Accordingly, in the absence of any evidence to support a possible basis on which the Respondent may have rights or legitimate interests in respect of the disputed domain name, the Panel accepts the Complainant’s unrebutted prima facie case that the Respondent has no rights or legitimate interests in the disputed domain name and concludes that the second element of paragraph 4(a) of the Policy is satisfied.
C. Registered and Used in Bad Faith
Paragraph 4(a)(iii) of the Policy requires the Complainant to prove the registration as well as use in bad faith of the disputed domain name.
The disputed domain name was registered over 10 years after the Complainant registered the SKYSCANNER mark. This together with the reputation of the SKYCANNER mark in the field of on-line tourism services indicates that the Respondent knew or should have known about the Complainant’s rights when registering the disputed domain name (Research In Motion Limited v. Privacy Locked LLC/Nat Collicot, WIPO Case No. D2009-0320; The Gap, Inc. v. Deng Youqian, WIPO Case No. D2009-0113). Moreover, the Complainant submitted the result of the reverse Whois search against the Respondent’s email address which brought up 45 other domain names linked to their account on GoDaddy.com, including other travel retailers such as “Oman Air” and “flyiin”, in addition to a series of domains containing the term “FIFA”’ (Annex No 5). This evidence that the Respondent is engaged in domain name squatting, which is another indication of bad faith registration.
Secondly, the disputed domain name currently resolves to an inactive webpage, but the fact that a domain name is held passively does not prevent a finding of bad faith (Banco Bilbao Vizcaya Argentaria, S.A. v. Victor Edet Okon, WIPO Case No. D2004-0245; Telstra Corporation Limited v. Nuclear Marshmallows, WIPO Case No. D2000-0003; DCI S.A. v. Link Commercial Corporation, WIPO Case No. D2000-1232).

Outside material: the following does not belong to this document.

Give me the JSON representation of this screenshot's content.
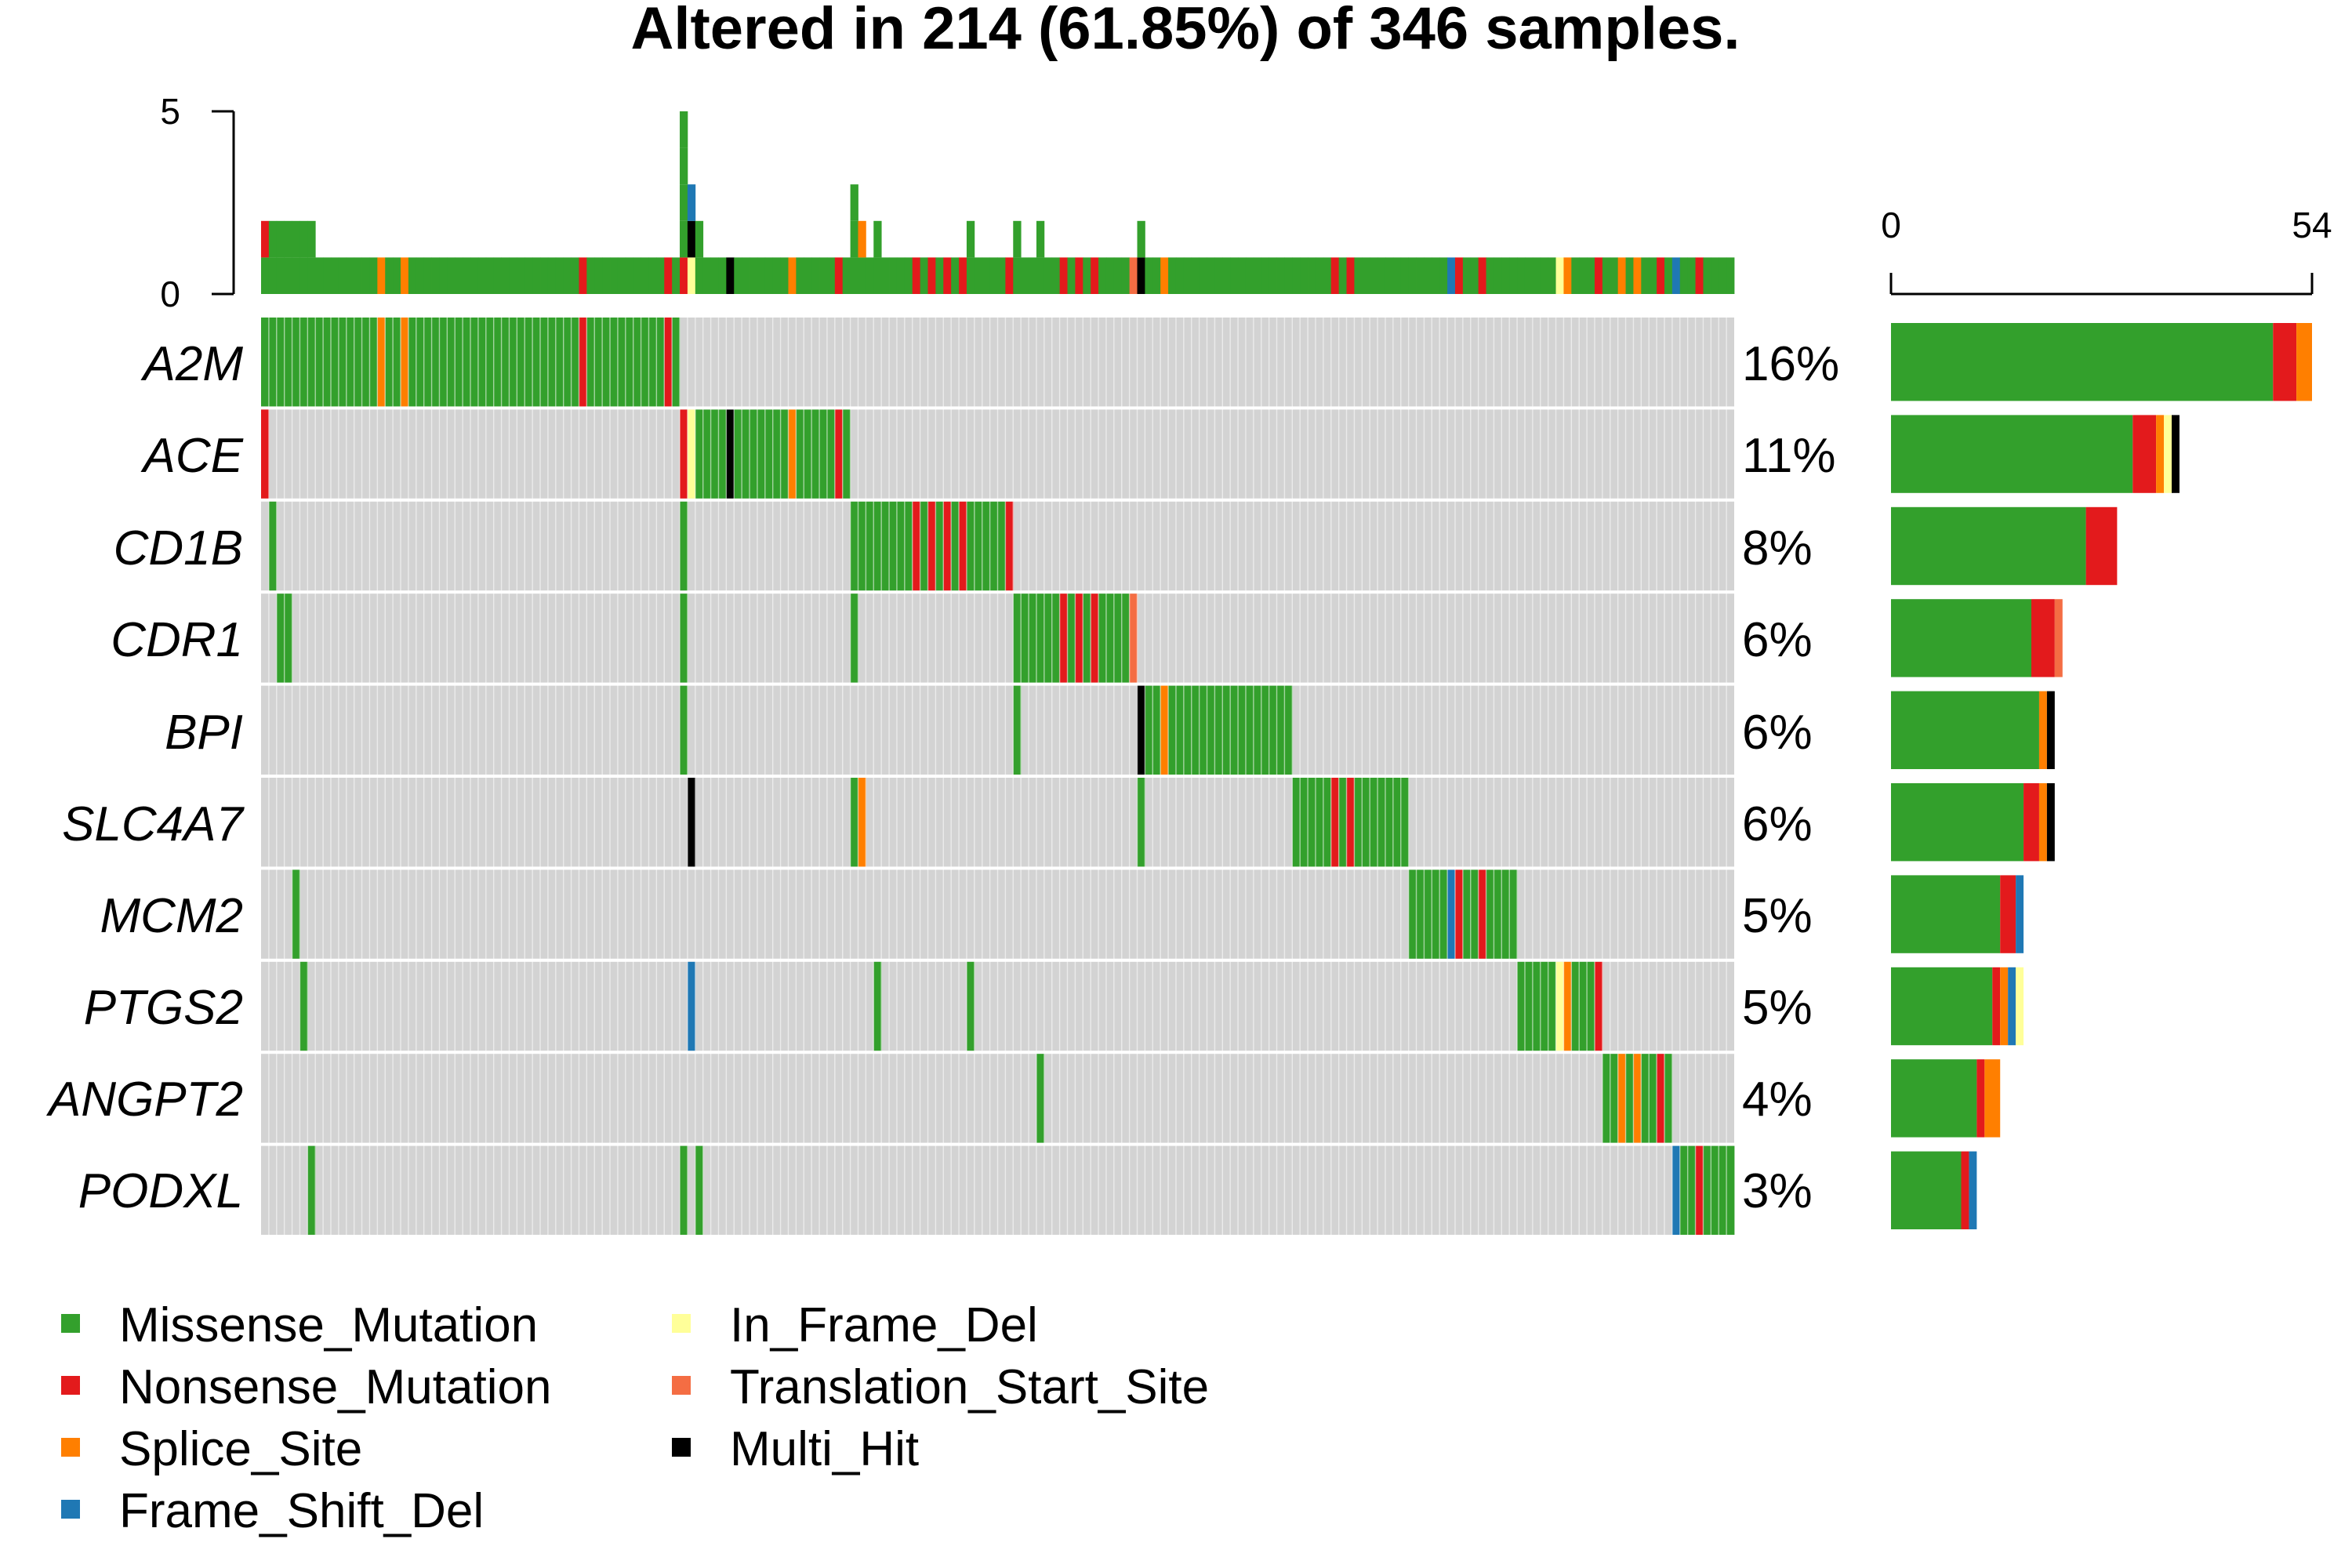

The Panel finds that the Respondent has intentionally attempted to attract, for commercial gain, Internet users to the website at the disputed domain names by creating a likelihood of confusion with the Complainant’s trademarks as to the source, sponsorship, or endorsement of or affiliation with the website, pursuant to paragraph 4(b)(iv) of the Policy, and that the third element of paragraph 4(a) is satisfied.
For the foregoing reasons, in accordance with paragraphs 4(i) of the Policy and 15 of the Rules, the Panel orders that the disputed domain name <skyscannerdubai.com> be transferred to the Complainant.